概要については、設立年度、資本金、代表者、経営理念、将来性、関連会社などを、現状については、従業員数、年度実績、仕事の分野、事業内容、関連業務などを入社案内や社内報を参考にチェックさせます。
また、求人票を見直して、求人数、職種・仕事の内容、就業時間、休日・有給休暇、福利厚生、賃金・賞与・各種手当なども改めて確認させます。
2、通勤経路の確認
前もって会社までの通勤経路を調べさせておきます。特に朝の通勤ラッシュ時を想定し、時間には余裕をもたせ、遅刻しないように注意させます。
●卒業生からのアドバイス
事業所に卒業生がおり、もし可能ならば、内定後の高校生活の体験や、入社前にやるべきことをアドバイスしてもらうのもよいでしょう。入社前にしておけばよかったこと、するべきこと、また、入社前の心構えなど、経験に基づいた話は生徒を十分に刺激し、卒業までの数カ月間を充実させることに非常に効果的です。
●卒業論文などの作成
卒業論文や卒業制作などの課題を設けて、総合型選抜・学校推薦型選抜合格者や専修・各種学校進学者と一緒に、就職内定者の指導にあてる学校もあります
テーマは、「高校3年間を振り返って」、「就職するにあたっての心構え」、「社会人としての生活設計」等、高校生活の総括や進路に密着したもので、指導は担任や進路指導部があたります。「後輩へのアドバイス」という視点で書かせると、先輩としての意識から気を引きしめて書くようです。
400字詰め原稿用紙1〜3枚位の作文程度のもので十分です。卒業前に学生としての気持ちを整理し、将来の進路に対する心構えをまとめることで、仕事に対する意欲向上につながります。

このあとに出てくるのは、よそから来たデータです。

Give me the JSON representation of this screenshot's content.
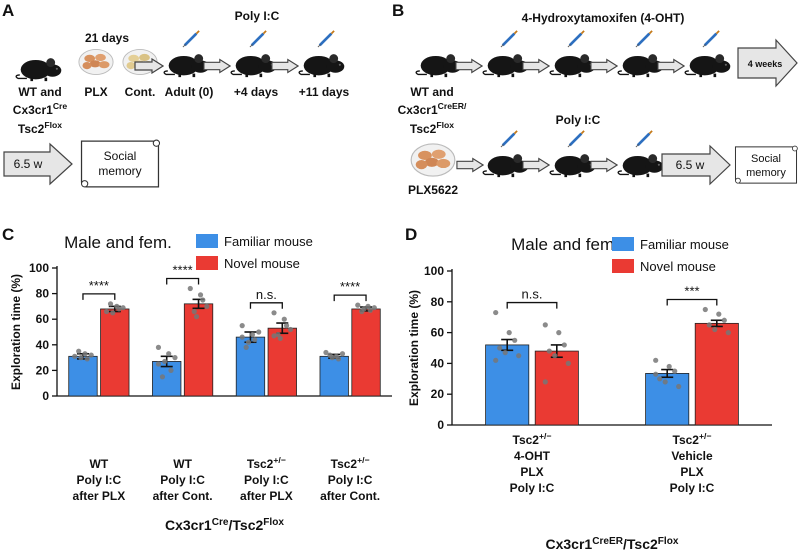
{
  "panel_labels": [
    "A",
    "B",
    "C",
    "D"
  ],
  "diagram_a": {
    "duration": "21 days",
    "treatment": "Poly I:C",
    "group": [
      [
        {
          "text": "WT and"
        }
      ],
      [
        {
          "text": "Cx3cr1"
        },
        {
          "text": "Cre",
          "sup": true
        }
      ],
      [
        {
          "text": "Tsc2"
        },
        {
          "text": "Flox",
          "sup": true
        }
      ]
    ],
    "diet": [
      "PLX",
      "Cont."
    ],
    "timepoints": [
      "Adult (0)",
      "+4 days",
      "+11 days"
    ],
    "wait": "6.5 w",
    "test": [
      "Social",
      "memory"
    ]
  },
  "diagram_b": {
    "treatment_1": "4-Hydroxytamoxifen (4-OHT)",
    "wait_1": "4 weeks",
    "group": [
      [
        {
          "text": "WT and"
        }
      ],
      [
        {
          "text": "Cx3cr1"
        },
        {
          "text": "CreER/",
          "sup": true
        }
      ],
      [
        {
          "text": "Tsc2"
        },
        {
          "text": "Flox",
          "sup": true
        }
      ]
    ],
    "treatment_2": "Poly I:C",
    "diet": "PLX5622",
    "wait_2": "6.5 w",
    "test": [
      "Social",
      "memory"
    ]
  },
  "chart_data": [
    {
      "type": "bar",
      "title": "Male and fem.",
      "ylabel": "Exploration time (%)",
      "xlabel": [
        {
          "text": "Cx3cr1"
        },
        {
          "text": "Cre",
          "sup": true
        },
        {
          "text": "/Tsc2"
        },
        {
          "text": "Flox",
          "sup": true
        }
      ],
      "categories": [
        [
          [
            {
              "text": "WT"
            }
          ],
          [
            {
              "text": "Poly I:C"
            }
          ],
          [
            {
              "text": "after PLX"
            }
          ]
        ],
        [
          [
            {
              "text": "WT"
            }
          ],
          [
            {
              "text": "Poly I:C"
            }
          ],
          [
            {
              "text": "after Cont."
            }
          ]
        ],
        [
          [
            {
              "text": "Tsc2"
            },
            {
              "text": "+/−",
              "sup": true
            }
          ],
          [
            {
              "text": "Poly I:C"
            }
          ],
          [
            {
              "text": "after PLX"
            }
          ]
        ],
        [
          [
            {
              "text": "Tsc2"
            },
            {
              "text": "+/−",
              "sup": true
            }
          ],
          [
            {
              "text": "Poly I:C"
            }
          ],
          [
            {
              "text": "after Cont."
            }
          ]
        ]
      ],
      "series": [
        {
          "name": "Familiar mouse",
          "color": "#3d8fe6",
          "values": [
            31,
            27,
            46,
            31
          ],
          "errors": [
            2,
            4,
            4,
            1.5
          ],
          "points": [
            [
              31,
              33,
              29,
              35,
              30,
              32
            ],
            [
              38,
              33,
              20,
              15,
              27,
              30,
              25
            ],
            [
              55,
              48,
              44,
              38,
              42,
              50,
              46
            ],
            [
              34,
              31,
              29,
              32,
              30,
              33
            ]
          ]
        },
        {
          "name": "Novel mouse",
          "color": "#ea3a33",
          "values": [
            68,
            72,
            53,
            68
          ],
          "errors": [
            2,
            3.5,
            4,
            1.5
          ],
          "points": [
            [
              66,
              70,
              68,
              72,
              65,
              69
            ],
            [
              84,
              79,
              75,
              66,
              62,
              70
            ],
            [
              65,
              60,
              55,
              48,
              45,
              52,
              47
            ],
            [
              71,
              70,
              67,
              66,
              68,
              69
            ]
          ]
        }
      ],
      "significance": [
        "****",
        "****",
        "n.s.",
        "****"
      ],
      "ylim": [
        0,
        100
      ],
      "yticks": [
        0,
        20,
        40,
        60,
        80,
        100
      ]
    },
    {
      "type": "bar",
      "title": "Male and fem.",
      "ylabel": "Exploration time (%)",
      "xlabel": [
        {
          "text": "Cx3cr1"
        },
        {
          "text": "CreER",
          "sup": true
        },
        {
          "text": "/Tsc2"
        },
        {
          "text": "Flox",
          "sup": true
        }
      ],
      "categories": [
        [
          [
            {
              "text": "Tsc2"
            },
            {
              "text": "+/−",
              "sup": true
            }
          ],
          [
            {
              "text": "4-OHT"
            }
          ],
          [
            {
              "text": "PLX"
            }
          ],
          [
            {
              "text": "Poly I:C"
            }
          ]
        ],
        [
          [
            {
              "text": "Tsc2"
            },
            {
              "text": "+/−",
              "sup": true
            }
          ],
          [
            {
              "text": "Vehicle"
            }
          ],
          [
            {
              "text": "PLX"
            }
          ],
          [
            {
              "text": "Poly I:C"
            }
          ]
        ]
      ],
      "series": [
        {
          "name": "Familiar mouse",
          "color": "#3d8fe6",
          "values": [
            52,
            33.5
          ],
          "errors": [
            3.5,
            2.5
          ],
          "points": [
            [
              73,
              60,
              55,
              50,
              47,
              45,
              42
            ],
            [
              42,
              38,
              35,
              30,
              28,
              25,
              33
            ]
          ]
        },
        {
          "name": "Novel mouse",
          "color": "#ea3a33",
          "values": [
            48,
            66
          ],
          "errors": [
            4,
            2
          ],
          "points": [
            [
              65,
              60,
              52,
              48,
              45,
              40,
              28
            ],
            [
              75,
              72,
              68,
              65,
              62,
              60
            ]
          ]
        }
      ],
      "significance": [
        "n.s.",
        "***"
      ],
      "ylim": [
        0,
        100
      ],
      "yticks": [
        0,
        20,
        40,
        60,
        80,
        100
      ]
    }
  ]
}
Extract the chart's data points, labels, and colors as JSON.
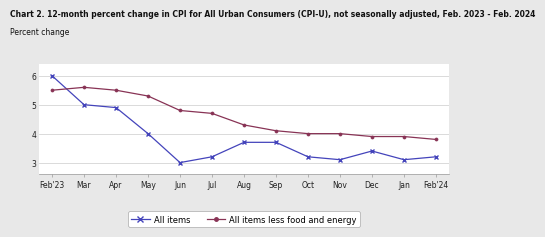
{
  "title_line1": "Chart 2. 12-month percent change in CPI for All Urban Consumers (CPI-U), not seasonally adjusted, Feb. 2023 - Feb. 2024",
  "title_line2": "Percent change",
  "x_labels": [
    "Feb'23",
    "Mar",
    "Apr",
    "May",
    "Jun",
    "Jul",
    "Aug",
    "Sep",
    "Oct",
    "Nov",
    "Dec",
    "Jan",
    "Feb'24"
  ],
  "all_items": [
    6.0,
    5.0,
    4.9,
    4.0,
    3.0,
    3.2,
    3.7,
    3.7,
    3.2,
    3.1,
    3.4,
    3.1,
    3.2
  ],
  "core_items": [
    5.5,
    5.6,
    5.5,
    5.3,
    4.8,
    4.7,
    4.3,
    4.1,
    4.0,
    4.0,
    3.9,
    3.9,
    3.8
  ],
  "all_items_color": "#4444bb",
  "core_items_color": "#883355",
  "ylim": [
    2.6,
    6.4
  ],
  "yticks": [
    3,
    4,
    5,
    6
  ],
  "legend_labels": [
    "All items",
    "All items less food and energy"
  ],
  "title_fontsize": 5.5,
  "subtitle_fontsize": 5.5,
  "tick_fontsize": 5.5,
  "legend_fontsize": 6.0,
  "background_color": "#e8e8e8",
  "plot_bg_color": "#ffffff"
}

集めた卒業論文は、まとめて製本したり、「進路の手引き」に掲載したりして、後輩の指導教材にも活用できます。
●内定者講座・資格取得指導
様々な要素を盛り込んだ内定者講座を開く学校もみられます。内定者がほぼ揃う11月から2月にかけて数回開催する場合と、卒業を控えた2〜3月に集中して開催する場合があります。
主なものとして、外部講師による講演、電話講習、マナー教室、校長・進路指導部による講話などがあります。パソコンの基本操作、ワードやエクセル等を使ったビジネス文書や資料の作成、漢字検定、ペン習字、手紙の書き方、テーブルマナーなどを指導している学校もあります。また、入社後に必要な資格の勉強をこの時期から始めさせると、意欲の向上や卒業後に実際の仕事に役立ちます。